Typically, designers seek out some sort of grand story to guide their direction each season. But Tibi has remained a brand that has always relied on taste rather than theatrics, and this season was no exception. That, however, doesn’t mean that there wasn’t some stray from the norm.
Inspired by her recent trips to Miami, Malibu, and Cuba, designer and founder Amy Smilovic indeed strayed outside of her comfort zone, and reinvented long dresses and, perhaps most notably, the Bermuda short by incorporating sequins and silk taffeta into the collection. Fluttered in among loosely structured separates, slip dresses, and jumpsuits, these unexpected silhouettes provided a stark, yet somewhat organic contrast to the brand’s traditionally minimal aesthetic.

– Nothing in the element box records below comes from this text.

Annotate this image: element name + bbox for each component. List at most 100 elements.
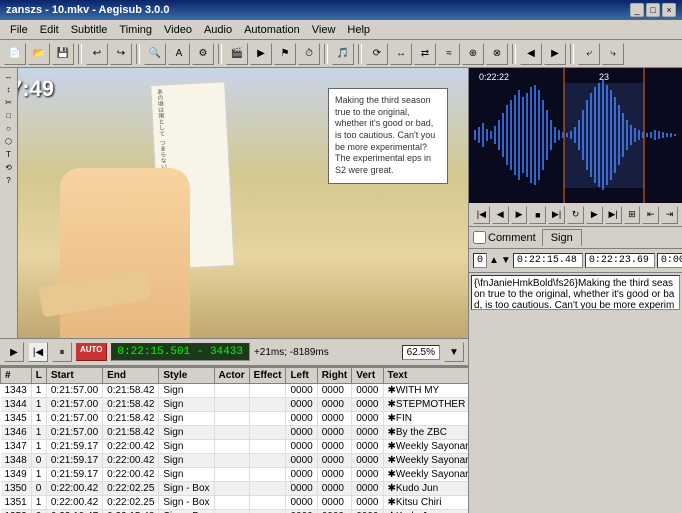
col-header-num[interactable]: #: [1, 368, 32, 384]
col-header-style[interactable]: Style: [159, 368, 214, 384]
col-header-effect[interactable]: Effect: [249, 368, 286, 384]
pause-button[interactable]: ⏸: [52, 342, 72, 362]
zoom-dropdown[interactable]: ▼: [444, 342, 464, 362]
table-row[interactable]: 134410:21:57.000:21:58.42Sign00000000000…: [1, 398, 469, 412]
toolbar-x1[interactable]: ◀: [520, 43, 542, 65]
toolbar-auto6[interactable]: ⊗: [486, 43, 508, 65]
video-area[interactable]: あの頃は限として つまらないですね いまはもっと良い Making the th…: [0, 68, 468, 338]
toolbar-y1[interactable]: ⤶: [578, 43, 600, 65]
toolbar-open[interactable]: 📂: [28, 43, 50, 65]
tr-play-right[interactable]: ▶: [511, 206, 528, 224]
video-tool-8[interactable]: ⟲: [5, 163, 12, 172]
table-row[interactable]: 134910:21:59.170:22:00.42Sign00000000000…: [1, 468, 469, 482]
col-header-end[interactable]: End: [103, 368, 159, 384]
sign-tab[interactable]: Sign: [542, 229, 582, 246]
toolbar-auto1[interactable]: ⟳: [366, 43, 388, 65]
col-header-l[interactable]: L: [31, 368, 46, 384]
duration-input[interactable]: [657, 253, 682, 268]
video-tool-1[interactable]: ↔: [5, 72, 13, 81]
start-time-input[interactable]: [513, 253, 583, 268]
menu-view[interactable]: View: [306, 22, 342, 38]
comment-checkbox[interactable]: [473, 231, 486, 244]
table-cell: 1: [31, 412, 46, 426]
toolbar-y2[interactable]: ⤷: [602, 43, 624, 65]
play-button[interactable]: ▶: [4, 342, 24, 362]
audio-waveform[interactable]: 0:22:22 23: [469, 68, 682, 203]
col-header-start[interactable]: Start: [46, 368, 102, 384]
tr-next-frame[interactable]: ▶: [586, 206, 603, 224]
video-tool-3[interactable]: ✂: [5, 98, 12, 107]
table-row[interactable]: 134510:21:57.000:21:58.42Sign00000000000…: [1, 412, 469, 426]
toolbar-x2[interactable]: ▶: [544, 43, 566, 65]
menu-help[interactable]: Help: [341, 22, 376, 38]
menu-subtitle[interactable]: Subtitle: [65, 22, 114, 38]
tr-snapping[interactable]: ⊞: [624, 206, 641, 224]
col-header-vert[interactable]: Vert: [352, 368, 383, 384]
tr-prev-frame[interactable]: ◀: [492, 206, 509, 224]
timing-sep2: ▼: [501, 255, 511, 266]
toolbar-auto4[interactable]: ≈: [438, 43, 460, 65]
table-cell: [249, 496, 286, 510]
video-tool-9[interactable]: ?: [6, 176, 10, 185]
table-row[interactable]: 134800:21:59.170:22:00.42Sign00000000000…: [1, 454, 469, 468]
tr-skip-start[interactable]: |◀: [473, 206, 490, 224]
table-cell: Sign - Box: [159, 496, 214, 510]
tr-skip-end[interactable]: ▶|: [605, 206, 622, 224]
tr-loop[interactable]: ↻: [567, 206, 584, 224]
menu-video[interactable]: Video: [158, 22, 198, 38]
col-header-right[interactable]: Right: [317, 368, 352, 384]
toolbar-auto5[interactable]: ⊕: [462, 43, 484, 65]
auto-button[interactable]: AUTO: [76, 343, 107, 361]
table-row[interactable]: 135110:22:00.420:22:02.25Sign - Box00000…: [1, 496, 469, 510]
video-tool-2[interactable]: ↕: [7, 85, 11, 94]
toolbar-find[interactable]: 🔍: [144, 43, 166, 65]
tr-stop-right[interactable]: ■: [529, 206, 546, 224]
toolbar-new[interactable]: 📄: [4, 43, 26, 65]
toolbar-video-open[interactable]: 🎬: [226, 43, 248, 65]
table-cell: 0:22:00.42: [103, 440, 159, 454]
video-tool-4[interactable]: □: [6, 111, 11, 120]
toolbar-auto2[interactable]: ↔: [390, 43, 412, 65]
toolbar-styles[interactable]: A: [168, 43, 190, 65]
frame-prev-button[interactable]: |◀: [28, 342, 48, 362]
toolbar-video-close[interactable]: ▶: [250, 43, 272, 65]
col-header-actor[interactable]: Actor: [214, 368, 249, 384]
table-cell: 0000: [286, 440, 317, 454]
video-tool-5[interactable]: ○: [6, 124, 11, 133]
video-tool-6[interactable]: ⬡: [5, 137, 12, 146]
toolbar-properties[interactable]: ⚙: [192, 43, 214, 65]
toolbar-sep3: [218, 44, 222, 64]
minimize-button[interactable]: _: [630, 3, 644, 17]
tr-play-sel[interactable]: ▶|: [548, 206, 565, 224]
table-row[interactable]: 135000:22:00.420:22:02.25Sign - Box00000…: [1, 482, 469, 496]
toolbar-timecodes[interactable]: ⏱: [298, 43, 320, 65]
col-header-left[interactable]: Left: [286, 368, 317, 384]
end-time-input[interactable]: [585, 253, 655, 268]
toolbar-redo[interactable]: ↪: [110, 43, 132, 65]
toolbar-undo[interactable]: ↩: [86, 43, 108, 65]
subtitle-text-content[interactable]: {\fnJanieHmkBold\fs26}Making the third s…: [471, 275, 680, 310]
menu-file[interactable]: File: [4, 22, 34, 38]
table-row[interactable]: 134610:21:57.000:21:58.42Sign00000000000…: [1, 426, 469, 440]
toolbar-save[interactable]: 💾: [52, 43, 74, 65]
comment-checkbox-label[interactable]: Comment: [473, 231, 536, 244]
col-header-text[interactable]: Text: [383, 368, 468, 384]
zoom-display: 62.5%: [402, 345, 440, 360]
maximize-button[interactable]: □: [646, 3, 660, 17]
toolbar-audio-open[interactable]: 🎵: [332, 43, 354, 65]
toolbar-keyframes[interactable]: ⚑: [274, 43, 296, 65]
toolbar-auto3[interactable]: ⇄: [414, 43, 436, 65]
table-row[interactable]: 134710:21:59.170:22:00.42Sign00000000000…: [1, 440, 469, 454]
menu-timing[interactable]: Timing: [113, 22, 158, 38]
tr-more2[interactable]: ⇥: [661, 206, 678, 224]
video-tool-7[interactable]: T: [6, 150, 11, 159]
subtitle-table-container[interactable]: # L Start End Style Actor Effect Left Ri…: [0, 366, 468, 513]
tr-more1[interactable]: ⇤: [642, 206, 659, 224]
table-row[interactable]: 135200:22:10.470:22:15.48Sign - Box00000…: [1, 510, 469, 513]
close-button[interactable]: ×: [662, 3, 676, 17]
menu-edit[interactable]: Edit: [34, 22, 65, 38]
table-row[interactable]: 134310:21:57.000:21:58.42Sign00000000000…: [1, 384, 469, 398]
menu-audio[interactable]: Audio: [198, 22, 238, 38]
menu-automation[interactable]: Automation: [238, 22, 306, 38]
table-cell: 0000: [317, 468, 352, 482]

With a softly defined brow, light sweep of neutral-toned eyeshadow, and a light-pink flushed cheek imagined by Bobbi Brown, and natural-textured hair by Aveda guest artist Frank Rizzieri, emphasis was kept on keeping the models looking as natural and easygoing as possible. A cool, negative-space nail design imagined by Jin Soon added a playful element to beauty.
The collection may not be the most spectacular offering we’ve seen for the spring/summer ’16 season, but it certainly is solid. And after wearing layers of knits and wool for months on end, we’re sure we’ll welcome the light, breezy layers with open arms.